Unterdessen wartete Ruppertus vor dem Zelt des Feldherrn auf die Nachricht, dass Michel von Hohensteins Witwe gefunden worden sei. Während er selbst trotz der Gefühle, die ihn durchtobten, starr wie ein Felsblock wirkte, wurden die Männer um ihn herum immer nervöser. Keiner wusste, was der Inquisitor wirklich bezweckte, doch dem Aufwand nach, den der schwarze Mönch betrieb, mussten Hochverrat, Ketzerei und noch viel Schlimmeres im Spiel sein.

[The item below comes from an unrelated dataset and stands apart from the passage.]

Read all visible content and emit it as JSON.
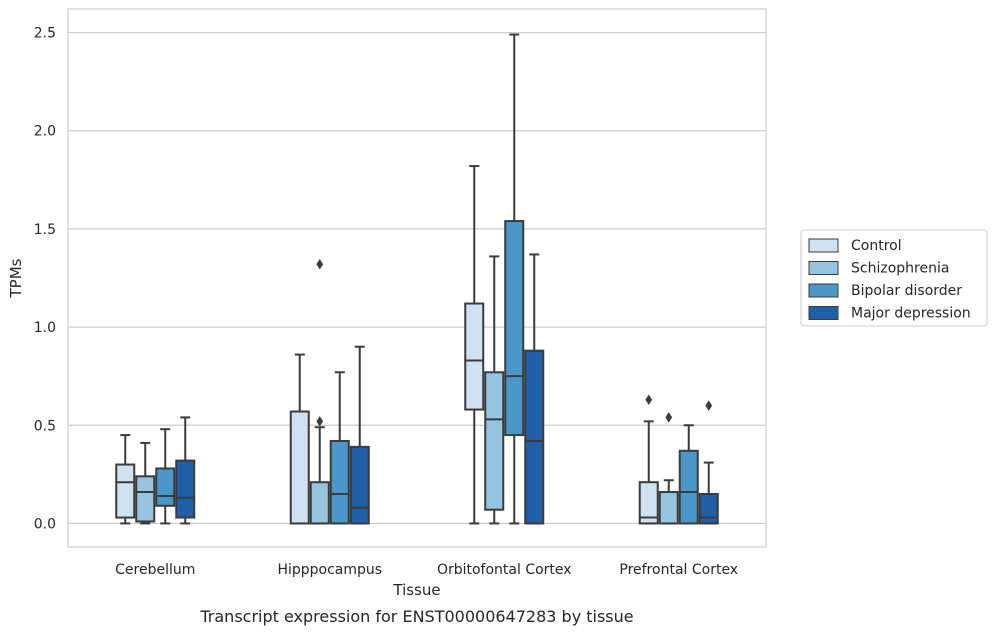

Hettenheim hatte sich zu Ruppertus gesellt und trank durstig den Wein, den ein Diener des Herzogs von Sachsen ihm anbot. Zwischen zwei Schlucken erstattete er Rapport. »Unsere Leute haben den größten Teil des Lagers zum zweiten Mal durchkämmt. Sie durchwühlen Waffentruhen, stochern in jeder Wassertonne und schauen unter jede Decke, die in einem Zelt liegt. Wenn die Frau noch hier ist, treiben sie sie wie ein Stück Wild vor sich her. Es bleiben nicht mehr viele Stellen, an denen sie sich …«
»Still«, unterbrach Ruppertus ihn und lauschte einer Frau, die eben zum Klang einer Laute ein Lied sang. Dabei durchlief es ihn gleichzeitig heiß und kalt, denn diese Stimme hätte er unter Tausenden wiedererkannt.
Auch Hettenheim achtete jetzt auf den Gesang und klopfte zunächst im Takt mit dem Fuß auf den Boden.
»Für Euch, mein König, ist dieses Lied,
und für euch Krieger in Reih und Glied.
Die Moritat von Schwert und Spaten,
von Rittern, Bauern, Feldsoldaten!«
Ruppertus stand auf und schlug mit bebenden Fingern die Zeltplane zurück, um nach der Sängerin zu schauen. Ein ganzes Stück von ihm entfernt saß eine schwarzhaarige Frau mit weißgeschminktem Gesicht und einem bunten Rock auf einem Wasserfass. Um sie herum hatten sich etliche Dutzend Soldaten geschart, die begeistert ihr Lied verfolgten. Die Frau ließ den Blick über die Zuschauer schweifen, als suche sie etwas. Dabei klang ihre Stimme immer eindringlicher und hallte zuletzt durch das ganze Lager.
»Ja, Majestät, es ist recht bitter,
verweichlicht sind sie, Eure Ritter.
Drum, Sigismund, bleibt gut beraten,
vertraut auf Eure Fußsoldaten!«
Während Hettenheim angewidert das Gesicht verzog, lauschte Ruppertus vergnügt der Ballade, in der die hohen Herrschaften nicht gerade gut wegkamen, und bewunderte gleichzeitig den Mut der Frau, die nicht in eine Ecke gedrängt darauf wartete, entdeckt zu werden, sondern ihrerseits mit ihren Verfolgern zu spielen begann. Er war sich sicher, dass sie Hettenheim, Loosen, Haidhausen und die anderen Männer in seiner Begleitung auf diese Weise hätte überlisten können – und wohl auch jeden Inquisitor aus Rom außer ihm selbst.
Sie ist noch stärker geworden, dachte er verzückt.
Wie er war sie eine Auserwählte des Herrn, denn sie hatte gleich ihm dem Tod getrotzt, den sie durch Hunolds Rutenhiebe und er durch den Scheiterhaufen hatte erleiden sollen. Sie allein war es wert, ihm die Kinder zu schenken, die einmal zu Höhen aufsteigen sollten, die für alle anderen unerreichbar waren. Welche Stärke sie an ihren Nachwuchs weitergeben konnte, hatte er bereits an ihrer Tochter Trudi gesehen. Bei dem Gedanken, wie mutig ihm das Kind entgegengetreten war, leuchtete sein Auge voller Vorfreude auf. Dabei war der Vater nicht er selbst, sondern jener Tölpel Michel Adler gewesen. Auch dieser Wirtsschwengel hatte von Maries Kraft profitiert und war bis zum Gefolgsmann des Königs und zum Hauptmann im fränkischen Heerbann aufgestiegen.